Like a true pamphlet, Burnout is implacable. (...) Šesták’s book is undoubtedly very timely,  closely mirroring the phenomena peculiar to our era, even though blocked trunk roads, punctured tyres and burning cars are as yet only marginal phenomena, so it will take some time for their relevance to become evident. (...)

Burnout was nominated for the Magnesia Litera Award main category, which is not only of importance because of its shaky “best of” status, but also due to the media attention: the book is going to get more talked about and might eventually reach a much wider audience. If this year’s Magnesia is to be meaningful then it ought to be won by Šesták’s pamphlet, which has the potential to make casual readers think about seemingly obvious things, and to make them angry and expose them to an incomprehensible world outside their comfort zone. Few works can do this. For this reason, too, Burnout, which radically names a radical reality in which the car world is “built on the ruins of the future”, can be considered a winner regardless of what the actual results are."

Karel Kouba, A2

 

"(The author) attracted most attention three years ago with his novel Continuity in the Park – to this day it has been one of the mysteries of Czech literary life why it has not won any major prize. (...)

If we take Burnout purely as a novel, or rather, given its size, a novella, it will handsomely reward us, first and foremost by how different it is from “mainstream” books. The rule of thumb for reading success today is: describe everything to me, then explain it to me more than once just to be sure, so that I don’t get confused even for a moment. Petr Šesták offers the opposite, that is, narrative asceticism. (...)

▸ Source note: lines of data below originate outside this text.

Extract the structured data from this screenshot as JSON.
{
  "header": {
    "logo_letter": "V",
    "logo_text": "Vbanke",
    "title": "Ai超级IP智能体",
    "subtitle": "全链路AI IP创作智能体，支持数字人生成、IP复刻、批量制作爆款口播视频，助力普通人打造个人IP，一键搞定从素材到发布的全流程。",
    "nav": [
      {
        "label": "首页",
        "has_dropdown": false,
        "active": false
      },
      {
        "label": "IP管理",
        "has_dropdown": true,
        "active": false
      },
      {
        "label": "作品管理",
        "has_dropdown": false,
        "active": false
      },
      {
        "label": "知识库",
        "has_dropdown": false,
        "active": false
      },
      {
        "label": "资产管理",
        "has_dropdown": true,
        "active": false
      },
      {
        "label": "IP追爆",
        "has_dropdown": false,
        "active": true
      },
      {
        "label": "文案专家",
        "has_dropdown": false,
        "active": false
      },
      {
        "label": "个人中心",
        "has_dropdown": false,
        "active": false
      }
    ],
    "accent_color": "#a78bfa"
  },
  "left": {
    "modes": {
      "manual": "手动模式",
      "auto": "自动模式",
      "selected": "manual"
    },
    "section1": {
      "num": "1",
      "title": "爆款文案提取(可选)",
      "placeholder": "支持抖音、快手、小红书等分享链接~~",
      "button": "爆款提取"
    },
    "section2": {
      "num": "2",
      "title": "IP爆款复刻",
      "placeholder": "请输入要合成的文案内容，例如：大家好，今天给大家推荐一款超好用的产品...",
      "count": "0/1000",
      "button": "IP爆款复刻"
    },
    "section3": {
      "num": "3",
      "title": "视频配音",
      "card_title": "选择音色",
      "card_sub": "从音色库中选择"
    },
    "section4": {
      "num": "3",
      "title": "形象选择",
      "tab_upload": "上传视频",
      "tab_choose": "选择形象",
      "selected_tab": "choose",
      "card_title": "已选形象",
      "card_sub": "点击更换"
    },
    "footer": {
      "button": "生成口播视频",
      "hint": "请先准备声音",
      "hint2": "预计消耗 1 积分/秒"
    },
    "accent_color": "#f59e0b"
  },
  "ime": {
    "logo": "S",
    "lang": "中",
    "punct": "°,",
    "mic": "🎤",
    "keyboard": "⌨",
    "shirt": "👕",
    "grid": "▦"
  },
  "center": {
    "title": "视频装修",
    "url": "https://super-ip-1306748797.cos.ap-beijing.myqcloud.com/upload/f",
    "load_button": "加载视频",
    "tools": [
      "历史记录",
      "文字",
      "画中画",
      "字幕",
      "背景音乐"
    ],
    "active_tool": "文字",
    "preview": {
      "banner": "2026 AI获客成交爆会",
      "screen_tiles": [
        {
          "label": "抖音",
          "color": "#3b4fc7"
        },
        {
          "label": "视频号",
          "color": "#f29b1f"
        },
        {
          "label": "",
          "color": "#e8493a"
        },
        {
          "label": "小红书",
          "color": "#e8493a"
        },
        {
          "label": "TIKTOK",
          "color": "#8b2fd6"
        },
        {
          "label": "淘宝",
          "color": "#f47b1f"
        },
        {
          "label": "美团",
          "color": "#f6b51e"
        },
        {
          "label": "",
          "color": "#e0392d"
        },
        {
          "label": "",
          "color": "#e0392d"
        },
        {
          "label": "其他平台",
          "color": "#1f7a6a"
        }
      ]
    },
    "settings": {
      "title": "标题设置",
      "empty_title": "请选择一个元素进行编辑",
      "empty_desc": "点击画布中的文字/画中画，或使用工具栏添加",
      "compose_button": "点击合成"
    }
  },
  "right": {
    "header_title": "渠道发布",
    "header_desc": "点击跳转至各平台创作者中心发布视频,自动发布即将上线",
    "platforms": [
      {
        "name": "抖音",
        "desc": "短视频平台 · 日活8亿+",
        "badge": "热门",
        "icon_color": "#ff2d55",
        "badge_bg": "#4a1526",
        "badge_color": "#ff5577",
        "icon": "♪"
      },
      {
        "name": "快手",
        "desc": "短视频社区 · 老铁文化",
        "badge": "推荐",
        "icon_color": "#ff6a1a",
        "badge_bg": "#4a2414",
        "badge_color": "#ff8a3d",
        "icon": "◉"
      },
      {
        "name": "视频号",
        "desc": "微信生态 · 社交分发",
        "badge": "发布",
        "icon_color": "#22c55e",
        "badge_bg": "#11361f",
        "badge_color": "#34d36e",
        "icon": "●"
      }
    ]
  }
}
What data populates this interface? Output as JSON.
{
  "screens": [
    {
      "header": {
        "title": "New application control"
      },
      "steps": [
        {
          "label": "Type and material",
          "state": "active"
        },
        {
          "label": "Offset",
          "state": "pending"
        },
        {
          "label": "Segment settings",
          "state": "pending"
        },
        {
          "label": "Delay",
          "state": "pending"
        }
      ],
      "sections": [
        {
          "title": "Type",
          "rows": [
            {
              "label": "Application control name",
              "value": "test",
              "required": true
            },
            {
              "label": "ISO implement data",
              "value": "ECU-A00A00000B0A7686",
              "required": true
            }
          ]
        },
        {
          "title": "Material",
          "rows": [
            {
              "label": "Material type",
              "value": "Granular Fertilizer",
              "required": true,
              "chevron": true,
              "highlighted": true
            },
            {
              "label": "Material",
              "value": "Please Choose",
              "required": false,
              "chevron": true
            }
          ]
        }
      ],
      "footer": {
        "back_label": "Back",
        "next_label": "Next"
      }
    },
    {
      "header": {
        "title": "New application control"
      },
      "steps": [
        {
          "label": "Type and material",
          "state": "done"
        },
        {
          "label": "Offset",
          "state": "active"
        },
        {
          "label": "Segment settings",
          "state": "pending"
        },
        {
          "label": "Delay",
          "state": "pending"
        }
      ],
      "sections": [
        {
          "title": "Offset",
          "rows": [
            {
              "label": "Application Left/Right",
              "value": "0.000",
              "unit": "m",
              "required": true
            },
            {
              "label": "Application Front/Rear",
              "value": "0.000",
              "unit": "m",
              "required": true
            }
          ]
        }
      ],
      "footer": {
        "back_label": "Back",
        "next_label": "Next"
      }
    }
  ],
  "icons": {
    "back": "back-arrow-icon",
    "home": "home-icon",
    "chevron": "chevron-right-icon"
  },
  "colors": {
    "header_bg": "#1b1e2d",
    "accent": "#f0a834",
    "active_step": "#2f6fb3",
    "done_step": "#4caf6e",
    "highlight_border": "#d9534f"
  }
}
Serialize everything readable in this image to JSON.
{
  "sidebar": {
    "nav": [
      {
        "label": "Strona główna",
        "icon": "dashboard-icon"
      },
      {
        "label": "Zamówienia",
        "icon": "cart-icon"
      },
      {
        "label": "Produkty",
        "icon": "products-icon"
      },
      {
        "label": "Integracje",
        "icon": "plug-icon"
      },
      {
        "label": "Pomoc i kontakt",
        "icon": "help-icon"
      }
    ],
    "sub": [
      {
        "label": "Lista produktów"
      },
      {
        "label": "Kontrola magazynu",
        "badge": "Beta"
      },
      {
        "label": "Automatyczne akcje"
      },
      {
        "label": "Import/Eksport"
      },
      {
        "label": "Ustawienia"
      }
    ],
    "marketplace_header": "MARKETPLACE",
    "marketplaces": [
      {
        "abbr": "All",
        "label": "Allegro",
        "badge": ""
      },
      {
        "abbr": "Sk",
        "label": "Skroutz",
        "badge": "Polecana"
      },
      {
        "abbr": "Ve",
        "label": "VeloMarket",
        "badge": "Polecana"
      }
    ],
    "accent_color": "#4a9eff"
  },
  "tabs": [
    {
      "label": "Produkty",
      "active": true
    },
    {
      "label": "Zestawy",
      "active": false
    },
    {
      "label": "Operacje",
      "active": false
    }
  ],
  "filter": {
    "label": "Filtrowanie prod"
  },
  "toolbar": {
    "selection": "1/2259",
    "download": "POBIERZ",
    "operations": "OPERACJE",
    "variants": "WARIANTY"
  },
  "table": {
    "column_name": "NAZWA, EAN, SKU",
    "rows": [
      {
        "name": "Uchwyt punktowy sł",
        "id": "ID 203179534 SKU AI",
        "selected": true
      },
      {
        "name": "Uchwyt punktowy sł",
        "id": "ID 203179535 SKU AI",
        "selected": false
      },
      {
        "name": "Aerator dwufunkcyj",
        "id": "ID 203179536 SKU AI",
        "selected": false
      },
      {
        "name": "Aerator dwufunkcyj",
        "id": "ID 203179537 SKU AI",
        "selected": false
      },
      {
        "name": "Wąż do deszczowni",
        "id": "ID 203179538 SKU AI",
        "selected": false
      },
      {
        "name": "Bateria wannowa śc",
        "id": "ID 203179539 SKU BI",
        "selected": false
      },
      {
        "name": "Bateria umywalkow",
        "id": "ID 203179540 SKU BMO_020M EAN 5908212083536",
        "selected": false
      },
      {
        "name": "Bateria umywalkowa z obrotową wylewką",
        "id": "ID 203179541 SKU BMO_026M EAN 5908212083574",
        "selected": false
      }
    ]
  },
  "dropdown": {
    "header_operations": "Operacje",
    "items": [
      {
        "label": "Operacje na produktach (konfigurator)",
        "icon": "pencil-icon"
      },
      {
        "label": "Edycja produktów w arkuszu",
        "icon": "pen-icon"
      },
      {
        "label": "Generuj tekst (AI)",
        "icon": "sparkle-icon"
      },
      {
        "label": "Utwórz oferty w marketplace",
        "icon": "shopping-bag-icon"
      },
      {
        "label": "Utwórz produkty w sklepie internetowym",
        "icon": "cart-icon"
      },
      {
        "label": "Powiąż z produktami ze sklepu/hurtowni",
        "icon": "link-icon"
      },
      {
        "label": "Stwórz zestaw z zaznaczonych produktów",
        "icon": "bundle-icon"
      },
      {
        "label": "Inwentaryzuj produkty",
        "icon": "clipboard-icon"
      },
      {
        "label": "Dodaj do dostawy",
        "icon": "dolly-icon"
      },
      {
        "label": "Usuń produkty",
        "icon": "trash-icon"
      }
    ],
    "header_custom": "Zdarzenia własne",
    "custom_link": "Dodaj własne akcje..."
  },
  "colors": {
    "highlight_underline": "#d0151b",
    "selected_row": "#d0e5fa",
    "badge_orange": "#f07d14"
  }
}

If we take [the end of the book] as a metaphor, a gesture derived from other books or films, the seemingly unobtrusive title of the book comes into play again, in a crucial sense. It forces us to go back to the beginning and read it again in a different way.

Burnout is perhaps a little less interesting than Šesták’s previous Continuity in the Park. But it is still one of the most interesting things contemporary Czech prose has to offer."

Petr A. Bílek, Aktuálně

 

"Petr Šesták proves that he has an analytical spirit and is ruthlessly consistent – once again, thanks to Burnout, we have contemporary society in the palm of our hands. (...)

Petr Šesták is so appealing, because he delivers attractive, punchy definitions. (...)

Even if the reader does not always agree with the narrator of Burnout, he must at least admit that he has gone over the top in a likeable way."